Fortunately, there are generally less than 10 cases of Listeria diagnosed in pregnant women in Australia per year, so the risk is very small and it is considered a rare disease.
However, given that infants born with this infection can develop meningitis and sepsis (a very dangerous conditions that require immediate medical treatment) and that the overall mortality rate of infected fetus’s is 50%, it’s smart to avoid high risk foods.
High risk foods:
Cold processed meats
cold cooked chicken
soft and semi-soft cheeses
unpasteurized dairy products
pre-prepared salads and sandwiches
soft serve ice cream
pate and leftovers older than one day.
Salmonella is another common cause of food-borne illness. It can cause symptoms such as nausea, vomiting, diarrhea, stomach cramps, fever and headache. In pregnancy, there is a very small chance that Salmonella infection can result in miscarriage and therefore it is recommended that foods at high risk of Salmonella contamination be avoided.
High risk foods:
Raw eggs (including runny yolks)
chicken of all kinds sprouts.
Our third nasty, toxoplasmosis, is caused by a parasite, Toxoplasma gondii. While infection in pregnant women is rare, when the infection crosses the placenta (in 1/3 of cases) the effects can be severe including brain damage, hearing problems and blindness to the infant. The main infection sources are cat faeces, soil that is contaminated and contact with contaminated raw meat. So avoid changing the cat’s litter tray when pregnant, use gardening gloves and wash hands thoroughly after gardening, ensure fruits and vegetables are washed clean of any residual soil before eating and avoid undercooked meat.

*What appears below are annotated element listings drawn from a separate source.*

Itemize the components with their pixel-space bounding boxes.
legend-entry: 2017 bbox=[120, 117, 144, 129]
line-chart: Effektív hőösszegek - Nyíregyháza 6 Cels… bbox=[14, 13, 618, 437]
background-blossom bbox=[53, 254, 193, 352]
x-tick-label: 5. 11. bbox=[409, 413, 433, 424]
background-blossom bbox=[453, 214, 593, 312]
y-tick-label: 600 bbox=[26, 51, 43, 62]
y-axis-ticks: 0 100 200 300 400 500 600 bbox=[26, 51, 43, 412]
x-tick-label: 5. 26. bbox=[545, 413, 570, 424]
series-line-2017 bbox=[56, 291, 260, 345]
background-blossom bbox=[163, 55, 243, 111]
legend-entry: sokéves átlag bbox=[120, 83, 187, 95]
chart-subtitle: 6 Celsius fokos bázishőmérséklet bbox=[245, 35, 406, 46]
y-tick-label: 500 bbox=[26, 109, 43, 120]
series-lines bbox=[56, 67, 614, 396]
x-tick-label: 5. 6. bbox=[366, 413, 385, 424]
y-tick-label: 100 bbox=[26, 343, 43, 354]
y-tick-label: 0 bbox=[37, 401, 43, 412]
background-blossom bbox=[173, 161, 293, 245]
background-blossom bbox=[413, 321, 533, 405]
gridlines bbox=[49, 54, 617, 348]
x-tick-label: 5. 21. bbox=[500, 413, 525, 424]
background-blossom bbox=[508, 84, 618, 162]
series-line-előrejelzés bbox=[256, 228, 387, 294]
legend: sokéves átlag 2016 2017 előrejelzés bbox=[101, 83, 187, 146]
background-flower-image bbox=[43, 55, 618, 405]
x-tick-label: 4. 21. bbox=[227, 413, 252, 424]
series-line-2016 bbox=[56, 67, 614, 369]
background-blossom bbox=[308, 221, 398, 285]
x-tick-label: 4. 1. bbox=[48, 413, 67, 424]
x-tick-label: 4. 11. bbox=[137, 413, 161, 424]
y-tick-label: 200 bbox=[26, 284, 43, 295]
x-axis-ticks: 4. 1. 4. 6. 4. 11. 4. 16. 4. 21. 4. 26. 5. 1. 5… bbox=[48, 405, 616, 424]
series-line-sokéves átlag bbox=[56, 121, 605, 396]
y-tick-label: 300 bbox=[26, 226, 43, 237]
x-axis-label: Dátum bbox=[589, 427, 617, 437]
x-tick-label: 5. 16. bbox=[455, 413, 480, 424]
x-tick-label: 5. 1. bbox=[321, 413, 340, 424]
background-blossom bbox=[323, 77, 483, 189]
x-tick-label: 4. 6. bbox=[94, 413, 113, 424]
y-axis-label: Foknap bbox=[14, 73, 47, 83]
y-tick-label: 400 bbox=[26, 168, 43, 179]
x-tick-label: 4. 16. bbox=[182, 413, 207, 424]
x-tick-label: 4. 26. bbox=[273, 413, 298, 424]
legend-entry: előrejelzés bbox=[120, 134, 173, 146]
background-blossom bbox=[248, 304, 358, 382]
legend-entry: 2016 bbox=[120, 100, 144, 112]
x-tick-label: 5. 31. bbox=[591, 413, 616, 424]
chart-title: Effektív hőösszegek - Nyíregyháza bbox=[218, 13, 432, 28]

Mercury contamination is a problem for everyone but especially for pregnant women. The effects of mercury contamination affect an unborn baby’s nervous system and has been associated with developmental delays in childhood.
Fish that are at risk include those that are bottom-dwelling, predatory (eat other fish) and are large. These include:
deep sea perch
ling and tuna.
The NSW Food Authority recommends limiting intake of high mercury fish during pregnancy to one serve per fortnight for flake, swordfish and marlin (and not including any other fish that fortnight), and to one serve per week for catfish and orange roughy (and not including any other fish that week).